На песочке к Ефиму и Насте присоединился Авдей с Олей и с радостным золотисто-рыжим Дружком, дворнягой.

Авдей разделся и с блаженством бултыхнулся в море. А за ним – и Дружок. Оля тоже полезла с краюшка. Этому последовали Настя и Ефим. Поплавали и побрызгались с удовольствием. И побегали еще по песку в догонялки.

– Раньше больших крабов на море было пропасть сколько, – сообщил, присев, Авдей: – можно было брать-собирать их запросто – голыми руками: они вроссыпь стаями выползали на берег, бегали. Больше всего на косе, на мелководье. Ловили их по сотне за час. И то, что старожилы вылавливали их для еды, ущерба для их численности не наносилось нисколько. Позже нахлынула сюда прорва всяких добытчиков всего дармового – ради даже засушенных сувениров-крабов для себя и своих чад и ради забавы – от нечего делать, да и ради продажи, чего уж говорить! Эта армия возрастает, не уменьшается.

– Авдей, ты близорукий, если носишь очки? – поинтересовался Ефим.

– Вынужденно, ответил тот неохотно.

– И ноги, вижу в шрамах…

– Да, в сорок шестом году был со мной и моим дружком (также шести лет) случай. Под Бахчисараем мы тогда жили. Только что мой папаня вернулся с войны. Нашли мы с Гошей – валялись на поляне – одну кругленькую штучку. Интересную. Конечно же, подобрали ее, стали крутить-открывать; склонились над ней поближе, чтобы повнимательней увидеть, как она будет открываться. Она-то и брызнула во все стороны пламенем и осколками. Мне один глаз совсем выжгло, бровь разрезало осколком и шею, и пробило подбородок, зуб выбило и осколок этот застрял в небе. По горячке я сам вытащил его. Еще один палец на руке расплющило в суставе, скособочило, хоть он и сгибается. Вообще я весь был отделанный. Тьма осколков до сих пор торчит в моих ляжках. Меня нес на руках папаня. А мой товарищ – следопыт полегче отделался – потерял лишь глаз – осколком выбило, и в плечо ранило. Потому-то я и хожу в светлых очках – один глаз у меня вставной. А другой – задетый… Процентность видения у него мала…
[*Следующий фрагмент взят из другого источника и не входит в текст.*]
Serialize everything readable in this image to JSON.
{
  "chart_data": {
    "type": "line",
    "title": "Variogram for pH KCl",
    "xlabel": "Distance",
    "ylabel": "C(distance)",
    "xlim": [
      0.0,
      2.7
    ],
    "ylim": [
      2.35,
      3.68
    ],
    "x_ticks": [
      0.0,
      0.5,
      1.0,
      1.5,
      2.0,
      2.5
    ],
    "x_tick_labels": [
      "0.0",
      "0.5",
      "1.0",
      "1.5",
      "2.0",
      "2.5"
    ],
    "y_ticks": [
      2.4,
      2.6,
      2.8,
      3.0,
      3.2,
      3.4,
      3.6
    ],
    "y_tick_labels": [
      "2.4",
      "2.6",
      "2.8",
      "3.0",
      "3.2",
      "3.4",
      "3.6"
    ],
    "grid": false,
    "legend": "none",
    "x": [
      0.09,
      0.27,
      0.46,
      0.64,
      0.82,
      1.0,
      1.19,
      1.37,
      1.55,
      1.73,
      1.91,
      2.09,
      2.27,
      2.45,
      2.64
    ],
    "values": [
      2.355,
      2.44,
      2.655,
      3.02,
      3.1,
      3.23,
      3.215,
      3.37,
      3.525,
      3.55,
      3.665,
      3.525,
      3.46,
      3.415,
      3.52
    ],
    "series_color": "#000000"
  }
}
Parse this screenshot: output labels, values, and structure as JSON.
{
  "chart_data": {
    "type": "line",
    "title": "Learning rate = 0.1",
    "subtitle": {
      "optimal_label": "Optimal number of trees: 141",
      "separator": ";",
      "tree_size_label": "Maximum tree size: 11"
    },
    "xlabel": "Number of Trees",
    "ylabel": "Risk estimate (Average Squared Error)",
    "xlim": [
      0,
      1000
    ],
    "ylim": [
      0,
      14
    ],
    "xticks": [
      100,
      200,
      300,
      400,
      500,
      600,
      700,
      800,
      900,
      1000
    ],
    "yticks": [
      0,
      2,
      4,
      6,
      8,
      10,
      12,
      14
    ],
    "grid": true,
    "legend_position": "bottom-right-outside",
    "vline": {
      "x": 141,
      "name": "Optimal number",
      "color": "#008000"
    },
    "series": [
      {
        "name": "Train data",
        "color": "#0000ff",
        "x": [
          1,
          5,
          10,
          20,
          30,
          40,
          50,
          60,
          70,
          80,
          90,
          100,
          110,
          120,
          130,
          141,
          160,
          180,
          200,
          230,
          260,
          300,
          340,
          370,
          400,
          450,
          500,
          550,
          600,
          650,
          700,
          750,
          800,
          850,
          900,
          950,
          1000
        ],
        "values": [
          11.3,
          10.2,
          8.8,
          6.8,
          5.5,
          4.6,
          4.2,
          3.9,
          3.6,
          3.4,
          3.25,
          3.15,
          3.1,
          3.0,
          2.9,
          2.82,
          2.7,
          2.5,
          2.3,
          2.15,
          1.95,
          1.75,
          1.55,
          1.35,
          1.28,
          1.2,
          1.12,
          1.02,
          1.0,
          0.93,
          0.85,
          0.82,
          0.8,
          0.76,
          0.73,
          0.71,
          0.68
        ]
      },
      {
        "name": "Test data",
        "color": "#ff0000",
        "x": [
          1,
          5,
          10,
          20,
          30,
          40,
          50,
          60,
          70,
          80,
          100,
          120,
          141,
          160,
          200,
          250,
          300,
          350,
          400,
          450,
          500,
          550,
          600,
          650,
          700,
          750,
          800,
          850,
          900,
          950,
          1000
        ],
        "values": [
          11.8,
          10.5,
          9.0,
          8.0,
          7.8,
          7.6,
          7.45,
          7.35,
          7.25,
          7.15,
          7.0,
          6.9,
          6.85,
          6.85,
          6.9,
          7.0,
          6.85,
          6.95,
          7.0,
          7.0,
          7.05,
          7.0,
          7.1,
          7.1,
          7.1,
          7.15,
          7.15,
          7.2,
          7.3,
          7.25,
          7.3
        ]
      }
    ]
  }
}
– Знаешь, я и не заметил даже… Извини, друг за то, что вынудил тебя рассказать про это…

Хотя по лету отпускники (стихийно и по путевкам) наезжали и сюда, в отдаленный черноморский поселок, местные власти даже и не пытались извлечь из этого выгоду для себя, считая излишней такую обузу и суету, как лучшее обеспечение их снабжением и транспортом. Пустовала прибрежная полоса, где можно б было настроить лечебниц, пансионатов, гостиниц; не использовались великолепные грязи из двух лиманов, не распродавался богатый урожай овощей, стоивших копейки, и продукты животноводства. По сути, извлекались лишь мелкочастнические интересы. Кому что перепадет.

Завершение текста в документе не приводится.